Aim: I made this recipe in anticipation of an Easter dinner and brought it to the lab to share with my co-workers to judge it and see if it was worthy of making for my family. Hypothesis: This cake looks delicious and the novel combination of flavors will result in a great tasting cake. Disclaimer: I followed the recipe to a T. Results: The cake was dry, but nicely fluffy. There was NO indication any green tea/matcha was used. Tasted like a generic yellow cake. The glaze's proportions were off and was too buttery and the orange liquer flavor was not present at all. A VERY mediocre cake. If you were to make this, I highly recommend upping the amount of matcha AND orange liquer and definitely glaze this cake after it has cooled to avoid glaze pooling at the bottom making a soggy cake. It was just okay. Wouldn't try it again. Not worthy of Easter.
a little too sweet for my taste. disappointed in the the blend of flavors - felt the bitterness of the macha clashed with the delicate flavor of the honey, with the orange notes, left totally on their own. however, the texture was fine and the look gorgeous.
This is a sweet cake. So if you don't like sweet move on. Excellent flavor, moist. Used regular green tea- one tea bag was enough. Swapped out 1 stick of butter for 4 oz cup unsweetened applesauce. For the glaze I only used 1/2 stick butter and exchanged the orange liqueur/water for 1/3 cup orange juice. Used a basting brush for even coverage and no pooling. Glazed bottom, turned out the cake and glazed top right away.
This cake was a big success. My family loved the texture and moisture in it. Next time I will use less sugar. I used Cointreau for the glaze instead of Gran Marnier, The Matcha (powdered green tea) gave it a very unique flavor. After pouring the glaze.. it looked like it had come from a bakery and not from my kitchen. I know I will be making this cake for many celebrations in the future. Highly recommend it.

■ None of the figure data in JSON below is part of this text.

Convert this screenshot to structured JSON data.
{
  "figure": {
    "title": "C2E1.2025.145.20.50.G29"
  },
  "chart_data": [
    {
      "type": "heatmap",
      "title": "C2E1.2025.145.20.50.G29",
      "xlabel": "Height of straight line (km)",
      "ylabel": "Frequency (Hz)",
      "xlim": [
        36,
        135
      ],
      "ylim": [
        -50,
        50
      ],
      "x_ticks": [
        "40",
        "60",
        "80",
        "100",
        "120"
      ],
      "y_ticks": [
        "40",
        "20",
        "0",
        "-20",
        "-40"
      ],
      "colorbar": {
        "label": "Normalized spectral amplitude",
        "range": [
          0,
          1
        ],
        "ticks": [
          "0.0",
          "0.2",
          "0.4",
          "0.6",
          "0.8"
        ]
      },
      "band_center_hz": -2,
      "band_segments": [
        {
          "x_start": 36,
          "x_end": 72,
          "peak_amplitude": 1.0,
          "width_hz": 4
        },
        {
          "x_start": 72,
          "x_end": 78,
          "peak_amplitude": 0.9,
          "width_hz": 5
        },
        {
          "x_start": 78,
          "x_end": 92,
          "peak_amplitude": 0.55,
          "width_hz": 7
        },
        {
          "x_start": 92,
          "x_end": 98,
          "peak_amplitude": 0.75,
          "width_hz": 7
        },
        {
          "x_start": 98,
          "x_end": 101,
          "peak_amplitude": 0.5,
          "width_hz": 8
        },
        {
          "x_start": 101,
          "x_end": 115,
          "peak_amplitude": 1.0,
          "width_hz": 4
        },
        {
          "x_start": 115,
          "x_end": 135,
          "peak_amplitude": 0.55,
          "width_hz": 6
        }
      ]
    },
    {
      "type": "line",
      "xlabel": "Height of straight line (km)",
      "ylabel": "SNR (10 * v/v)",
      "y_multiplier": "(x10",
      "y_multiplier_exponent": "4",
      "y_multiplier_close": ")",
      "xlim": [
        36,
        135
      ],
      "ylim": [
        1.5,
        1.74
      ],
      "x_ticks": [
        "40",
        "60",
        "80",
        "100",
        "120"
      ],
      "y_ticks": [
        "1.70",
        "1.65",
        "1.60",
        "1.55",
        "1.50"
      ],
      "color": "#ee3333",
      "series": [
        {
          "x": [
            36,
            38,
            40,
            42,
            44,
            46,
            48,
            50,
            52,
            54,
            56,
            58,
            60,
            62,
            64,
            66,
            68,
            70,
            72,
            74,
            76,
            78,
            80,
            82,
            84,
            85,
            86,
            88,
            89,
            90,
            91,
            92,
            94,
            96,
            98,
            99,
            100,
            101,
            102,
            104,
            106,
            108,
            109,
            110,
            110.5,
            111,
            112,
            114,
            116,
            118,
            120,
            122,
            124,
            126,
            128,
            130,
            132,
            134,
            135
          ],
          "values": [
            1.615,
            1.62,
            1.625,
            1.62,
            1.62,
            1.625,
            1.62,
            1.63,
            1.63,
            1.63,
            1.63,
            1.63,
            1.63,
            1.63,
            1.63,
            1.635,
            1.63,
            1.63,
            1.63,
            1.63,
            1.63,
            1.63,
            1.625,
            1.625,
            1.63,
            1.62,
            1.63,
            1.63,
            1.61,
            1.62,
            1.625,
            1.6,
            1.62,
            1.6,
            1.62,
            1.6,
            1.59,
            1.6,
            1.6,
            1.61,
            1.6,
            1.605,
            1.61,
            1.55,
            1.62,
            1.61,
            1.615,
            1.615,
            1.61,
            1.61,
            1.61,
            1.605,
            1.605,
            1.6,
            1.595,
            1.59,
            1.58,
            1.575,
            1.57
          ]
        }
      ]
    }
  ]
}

I made this cake for Easter dessert and everyone raved over it. It was moist, rich, and delicious. The swirls of green from the tea looked so nice when the cake was sliced, and the glazed just put the whole thing over the top. I did grate the peel of one orange to add to the cake batter and I poked holes throughout the cake before pouring the glaze over. Once the cake was removed from the ban, these holes were not visible but they helped the glaze soak into the cake. I couldn't find matcha at our area stores, but putting green tea leaves through the spice grinder worked fine. I would definitely make this again!